Grillo estaba preocupado.

Había perdido mucho tiempo desviándose hacia el sur del continente por culpa del falso aviso del hipocornio que resultó ser un rinoceronte, así que el resto de Buscadores debían de haberle sacado ya semanas de ventaja. Decidió recortar esta distancia a costa del sudor de sus monturas, por lo que aquella mañana salió del pueblo del Mar y arreó al caballito granadino de las borlas hasta que se desplomó en el suelo de cansancio, cincuenta kilómetros después, y respirando tan violentamente que parecía que estaba rugiendo por los ollares. Entonces se bajó de la silla y caminó hacia la vía comercial más próxima, donde paró a una arriera que transportaba marfil y cuernos de rinoceronte desde las tierras del Metal, y la exigió una de sus bestias.

Fue a replicar, pero la arriera reconoció las firmas de los Señores en la acreditación y se acobardó por si era verdad.

—¿Y ahora cómo sigo yo? —se quejó, señalando la pareja de animales que le quedaban—. Sin caballo limonero no puedo tirar de los otros dos.
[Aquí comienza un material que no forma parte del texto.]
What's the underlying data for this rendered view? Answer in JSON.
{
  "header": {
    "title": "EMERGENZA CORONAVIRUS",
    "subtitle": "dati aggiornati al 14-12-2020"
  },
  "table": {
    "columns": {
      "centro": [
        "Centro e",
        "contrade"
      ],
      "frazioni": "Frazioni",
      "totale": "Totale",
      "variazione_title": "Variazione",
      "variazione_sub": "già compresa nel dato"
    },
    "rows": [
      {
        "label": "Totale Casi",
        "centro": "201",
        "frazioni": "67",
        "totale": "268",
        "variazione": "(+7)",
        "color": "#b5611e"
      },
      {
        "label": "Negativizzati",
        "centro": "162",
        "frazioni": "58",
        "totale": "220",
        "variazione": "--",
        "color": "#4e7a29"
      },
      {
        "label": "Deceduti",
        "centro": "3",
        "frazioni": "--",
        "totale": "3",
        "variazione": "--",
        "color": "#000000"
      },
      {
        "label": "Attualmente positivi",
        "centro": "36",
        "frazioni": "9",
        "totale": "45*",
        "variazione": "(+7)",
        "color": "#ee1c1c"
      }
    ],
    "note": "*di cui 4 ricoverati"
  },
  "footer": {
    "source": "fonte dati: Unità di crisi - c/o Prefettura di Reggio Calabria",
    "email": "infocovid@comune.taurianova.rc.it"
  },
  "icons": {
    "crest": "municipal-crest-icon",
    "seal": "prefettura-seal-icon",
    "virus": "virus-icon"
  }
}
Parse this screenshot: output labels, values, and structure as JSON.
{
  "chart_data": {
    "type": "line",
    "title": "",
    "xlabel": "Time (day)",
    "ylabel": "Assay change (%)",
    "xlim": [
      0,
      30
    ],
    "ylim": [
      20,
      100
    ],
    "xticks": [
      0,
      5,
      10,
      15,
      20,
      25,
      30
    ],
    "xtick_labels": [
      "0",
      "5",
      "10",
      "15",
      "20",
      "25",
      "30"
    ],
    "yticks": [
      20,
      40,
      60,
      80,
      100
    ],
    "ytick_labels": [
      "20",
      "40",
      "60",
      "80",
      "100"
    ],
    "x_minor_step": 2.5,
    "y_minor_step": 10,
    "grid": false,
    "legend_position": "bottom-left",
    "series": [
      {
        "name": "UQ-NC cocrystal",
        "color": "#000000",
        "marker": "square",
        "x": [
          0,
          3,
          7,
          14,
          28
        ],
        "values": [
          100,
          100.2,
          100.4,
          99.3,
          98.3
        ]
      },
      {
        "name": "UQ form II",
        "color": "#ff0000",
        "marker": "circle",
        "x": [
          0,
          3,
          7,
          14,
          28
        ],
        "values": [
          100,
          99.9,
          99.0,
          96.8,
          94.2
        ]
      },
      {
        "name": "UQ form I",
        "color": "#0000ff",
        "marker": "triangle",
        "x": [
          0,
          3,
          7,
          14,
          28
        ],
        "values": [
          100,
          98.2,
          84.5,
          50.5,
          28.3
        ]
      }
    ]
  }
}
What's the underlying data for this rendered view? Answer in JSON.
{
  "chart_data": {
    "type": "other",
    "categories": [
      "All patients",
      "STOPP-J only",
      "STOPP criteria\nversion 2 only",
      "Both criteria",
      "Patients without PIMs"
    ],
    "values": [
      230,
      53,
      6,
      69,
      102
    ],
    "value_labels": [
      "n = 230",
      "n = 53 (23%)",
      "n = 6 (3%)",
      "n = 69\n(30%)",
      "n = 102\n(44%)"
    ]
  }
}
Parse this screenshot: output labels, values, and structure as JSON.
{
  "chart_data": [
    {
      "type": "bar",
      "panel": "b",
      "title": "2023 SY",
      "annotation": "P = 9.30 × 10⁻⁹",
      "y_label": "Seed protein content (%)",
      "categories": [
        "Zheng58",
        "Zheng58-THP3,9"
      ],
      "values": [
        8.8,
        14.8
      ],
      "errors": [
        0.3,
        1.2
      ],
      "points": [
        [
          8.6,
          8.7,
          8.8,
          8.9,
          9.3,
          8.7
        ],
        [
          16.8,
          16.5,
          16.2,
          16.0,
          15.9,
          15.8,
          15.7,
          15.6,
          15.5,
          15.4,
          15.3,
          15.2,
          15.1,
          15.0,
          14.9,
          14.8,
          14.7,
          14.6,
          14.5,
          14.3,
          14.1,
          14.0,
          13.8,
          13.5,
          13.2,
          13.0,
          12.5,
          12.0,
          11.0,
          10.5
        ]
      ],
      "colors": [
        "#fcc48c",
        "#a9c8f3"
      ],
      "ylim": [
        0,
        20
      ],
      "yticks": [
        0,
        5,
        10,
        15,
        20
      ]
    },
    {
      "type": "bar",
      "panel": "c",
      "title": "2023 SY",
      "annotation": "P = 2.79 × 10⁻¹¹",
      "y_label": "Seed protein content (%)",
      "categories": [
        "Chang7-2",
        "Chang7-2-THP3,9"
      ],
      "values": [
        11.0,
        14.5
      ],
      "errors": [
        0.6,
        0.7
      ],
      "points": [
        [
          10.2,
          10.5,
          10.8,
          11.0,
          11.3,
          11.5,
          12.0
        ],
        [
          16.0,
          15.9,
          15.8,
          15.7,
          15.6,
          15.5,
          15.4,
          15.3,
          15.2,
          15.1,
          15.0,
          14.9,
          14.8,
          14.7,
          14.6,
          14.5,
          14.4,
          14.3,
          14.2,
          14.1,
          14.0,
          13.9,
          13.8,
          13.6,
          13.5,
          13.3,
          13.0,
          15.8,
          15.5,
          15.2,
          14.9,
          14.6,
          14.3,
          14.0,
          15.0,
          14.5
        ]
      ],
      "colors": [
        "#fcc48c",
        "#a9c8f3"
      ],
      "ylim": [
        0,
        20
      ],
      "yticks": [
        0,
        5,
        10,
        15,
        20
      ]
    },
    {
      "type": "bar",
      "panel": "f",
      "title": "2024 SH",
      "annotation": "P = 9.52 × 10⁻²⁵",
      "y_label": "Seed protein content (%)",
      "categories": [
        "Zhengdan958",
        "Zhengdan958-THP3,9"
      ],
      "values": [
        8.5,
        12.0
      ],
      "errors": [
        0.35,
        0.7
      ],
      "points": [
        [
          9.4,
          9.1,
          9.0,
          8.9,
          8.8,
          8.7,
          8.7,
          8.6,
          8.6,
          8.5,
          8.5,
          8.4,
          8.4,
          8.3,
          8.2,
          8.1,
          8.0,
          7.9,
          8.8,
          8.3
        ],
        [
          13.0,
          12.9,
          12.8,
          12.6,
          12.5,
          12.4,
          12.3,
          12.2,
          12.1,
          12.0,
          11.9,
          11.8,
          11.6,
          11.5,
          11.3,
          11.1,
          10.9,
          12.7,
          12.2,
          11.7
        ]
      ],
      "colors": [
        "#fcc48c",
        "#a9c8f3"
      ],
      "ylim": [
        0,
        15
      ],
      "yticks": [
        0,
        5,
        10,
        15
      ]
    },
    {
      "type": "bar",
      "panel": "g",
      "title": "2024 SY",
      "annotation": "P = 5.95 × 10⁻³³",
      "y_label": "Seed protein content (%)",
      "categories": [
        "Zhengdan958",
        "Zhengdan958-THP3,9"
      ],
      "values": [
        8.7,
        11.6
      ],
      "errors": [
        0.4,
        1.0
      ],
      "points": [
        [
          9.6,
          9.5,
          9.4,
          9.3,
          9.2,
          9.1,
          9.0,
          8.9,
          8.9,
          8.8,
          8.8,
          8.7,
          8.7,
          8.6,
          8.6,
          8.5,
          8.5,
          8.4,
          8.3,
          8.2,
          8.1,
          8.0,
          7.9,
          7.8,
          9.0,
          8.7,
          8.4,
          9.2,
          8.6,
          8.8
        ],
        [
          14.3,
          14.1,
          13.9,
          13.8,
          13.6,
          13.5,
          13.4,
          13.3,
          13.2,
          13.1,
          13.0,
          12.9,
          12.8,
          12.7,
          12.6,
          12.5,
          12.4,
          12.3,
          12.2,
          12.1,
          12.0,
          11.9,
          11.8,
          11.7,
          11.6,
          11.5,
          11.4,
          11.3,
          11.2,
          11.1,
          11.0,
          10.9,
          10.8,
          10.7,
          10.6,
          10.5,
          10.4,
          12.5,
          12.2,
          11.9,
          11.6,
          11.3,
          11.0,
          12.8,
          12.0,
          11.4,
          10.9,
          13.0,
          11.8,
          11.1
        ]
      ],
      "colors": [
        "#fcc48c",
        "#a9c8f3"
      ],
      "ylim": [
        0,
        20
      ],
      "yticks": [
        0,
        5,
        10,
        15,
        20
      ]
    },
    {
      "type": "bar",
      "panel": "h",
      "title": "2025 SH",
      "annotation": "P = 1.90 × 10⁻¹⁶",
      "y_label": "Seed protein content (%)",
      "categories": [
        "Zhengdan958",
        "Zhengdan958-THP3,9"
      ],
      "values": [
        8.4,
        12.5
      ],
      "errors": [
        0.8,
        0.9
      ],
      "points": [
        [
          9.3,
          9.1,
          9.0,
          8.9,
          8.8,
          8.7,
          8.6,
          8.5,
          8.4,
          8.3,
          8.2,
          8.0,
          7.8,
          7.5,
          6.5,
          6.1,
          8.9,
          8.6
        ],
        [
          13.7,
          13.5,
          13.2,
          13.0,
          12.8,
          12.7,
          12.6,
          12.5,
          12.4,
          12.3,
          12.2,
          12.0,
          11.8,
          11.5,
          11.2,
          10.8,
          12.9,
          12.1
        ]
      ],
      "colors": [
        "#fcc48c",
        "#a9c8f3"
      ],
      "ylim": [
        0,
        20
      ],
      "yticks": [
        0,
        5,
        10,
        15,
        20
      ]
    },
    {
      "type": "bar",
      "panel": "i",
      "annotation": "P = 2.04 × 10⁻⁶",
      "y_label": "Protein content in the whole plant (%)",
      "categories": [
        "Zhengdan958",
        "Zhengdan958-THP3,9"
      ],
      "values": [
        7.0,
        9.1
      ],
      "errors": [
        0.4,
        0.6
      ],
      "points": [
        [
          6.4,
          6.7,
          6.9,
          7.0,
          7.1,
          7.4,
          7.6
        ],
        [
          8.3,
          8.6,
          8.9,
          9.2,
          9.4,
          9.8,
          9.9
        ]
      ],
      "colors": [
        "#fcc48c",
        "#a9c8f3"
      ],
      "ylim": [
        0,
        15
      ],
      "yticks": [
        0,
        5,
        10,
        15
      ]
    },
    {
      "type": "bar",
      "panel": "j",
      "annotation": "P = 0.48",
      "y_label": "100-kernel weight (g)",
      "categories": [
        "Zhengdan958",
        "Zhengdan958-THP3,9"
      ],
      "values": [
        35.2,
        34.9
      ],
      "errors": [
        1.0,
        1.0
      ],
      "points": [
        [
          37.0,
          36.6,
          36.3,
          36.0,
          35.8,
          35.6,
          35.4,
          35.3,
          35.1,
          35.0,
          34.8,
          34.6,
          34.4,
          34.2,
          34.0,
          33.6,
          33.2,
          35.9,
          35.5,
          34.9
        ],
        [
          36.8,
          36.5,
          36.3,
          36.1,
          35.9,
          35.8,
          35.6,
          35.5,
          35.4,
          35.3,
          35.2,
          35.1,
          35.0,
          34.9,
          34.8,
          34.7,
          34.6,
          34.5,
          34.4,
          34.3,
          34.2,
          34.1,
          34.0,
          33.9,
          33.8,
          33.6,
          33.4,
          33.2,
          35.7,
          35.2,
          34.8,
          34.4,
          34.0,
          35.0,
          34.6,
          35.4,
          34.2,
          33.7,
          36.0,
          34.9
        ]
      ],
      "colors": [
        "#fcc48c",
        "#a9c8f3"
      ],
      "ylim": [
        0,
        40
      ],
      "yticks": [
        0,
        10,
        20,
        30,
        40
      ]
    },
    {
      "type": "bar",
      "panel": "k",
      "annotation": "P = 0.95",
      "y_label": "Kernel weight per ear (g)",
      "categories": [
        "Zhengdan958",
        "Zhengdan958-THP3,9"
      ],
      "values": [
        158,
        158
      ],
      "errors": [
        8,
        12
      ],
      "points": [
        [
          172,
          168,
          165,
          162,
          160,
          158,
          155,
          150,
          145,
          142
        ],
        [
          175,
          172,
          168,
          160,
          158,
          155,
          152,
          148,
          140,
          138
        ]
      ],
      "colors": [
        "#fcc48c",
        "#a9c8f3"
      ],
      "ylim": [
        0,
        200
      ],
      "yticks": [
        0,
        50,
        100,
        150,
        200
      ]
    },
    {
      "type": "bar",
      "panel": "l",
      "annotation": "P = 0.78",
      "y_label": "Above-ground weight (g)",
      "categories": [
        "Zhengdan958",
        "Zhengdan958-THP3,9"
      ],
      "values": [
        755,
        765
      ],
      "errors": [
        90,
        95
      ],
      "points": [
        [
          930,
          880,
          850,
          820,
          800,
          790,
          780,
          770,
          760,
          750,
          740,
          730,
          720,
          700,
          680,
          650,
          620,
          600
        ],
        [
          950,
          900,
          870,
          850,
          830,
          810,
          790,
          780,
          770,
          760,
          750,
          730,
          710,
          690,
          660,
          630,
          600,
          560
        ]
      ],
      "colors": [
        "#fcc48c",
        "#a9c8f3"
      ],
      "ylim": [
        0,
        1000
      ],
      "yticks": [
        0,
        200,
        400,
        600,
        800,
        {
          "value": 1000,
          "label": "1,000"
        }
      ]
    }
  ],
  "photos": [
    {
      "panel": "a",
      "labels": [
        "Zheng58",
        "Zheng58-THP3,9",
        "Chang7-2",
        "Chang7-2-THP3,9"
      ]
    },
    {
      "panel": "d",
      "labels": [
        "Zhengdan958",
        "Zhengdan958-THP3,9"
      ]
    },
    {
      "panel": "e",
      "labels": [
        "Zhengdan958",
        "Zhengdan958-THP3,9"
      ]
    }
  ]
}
—Engancha a un hombre, que es lo que os gusta —se burló Grillo, espoleando su nueva montura.

Ahora a lomos de un mustang alazán, con más genio que una gata mojada, Grillo dejó atrás el camino en medio de una polvareda y continuó hacia el norte sin abandonar la cordillera que lo separaba del Señorío del Metal. Al principio tuvo que pelearse con el bicho porque no habían debido montarlo en años, como solía suceder con los caballos de tiro, pero en vez de corregir su comportamiento como habría hecho una adiestradora de la Sangre, el Buscador hostigó al animal a galopar más rápido cada vez que se rebelaba, hasta que al pobre animal no le quedaron fuerzas ni posibilidad física de pelear contra su jinete. Con la cabeza anclada en el frente y el cerebro bloqueado, Grillo le prohibió bajar el ritmo incluso teniendo el bocado todo babeado.

El pelempir que llevaba la correspondencia con el Marqués de Sade le seguía desde las alturas y dibujaba una sombra fugaz sobre el suelo. De no ser por las pisadas que le devolvían a la realidad, el Buscador habría jurado que ellos también volaban sobre el camino. Tenía que reconocer que el mustang tenía empuje, pero pronto se dio cuenta de que el animal era un pedo y perdió todo el fuelle que había conseguido en los últimos kilómetros en cuanto se levantó un poquito el terreno.

Tenía el pecho manchado de espumarajos de baba y el pelaje oscurecido por el sudor. Extenuado, se limitó a caminar, a pesar de las patadas en los flancos que le clavaba Grillo. Se dio cuenta de que tendría que dejarlo descansar si no quería cargárselo como al caballito granadino y quedarse tirado en medio de la nada.

El territorio no había cambiado especialmente desde el último pueblo que visitó en la falda de la Tramontana. El bosque templado estaba repleto de árboles frondosos como el haya o el arce, pero Grillo prefirió atravesarlo por zonas más claras porque había escuchado que el oso pardo y el lobo habitaban por aquellos lugares. Mientras tanto, el turbante le protegía la cabeza del calor o el cuello del frío según se lo colocara.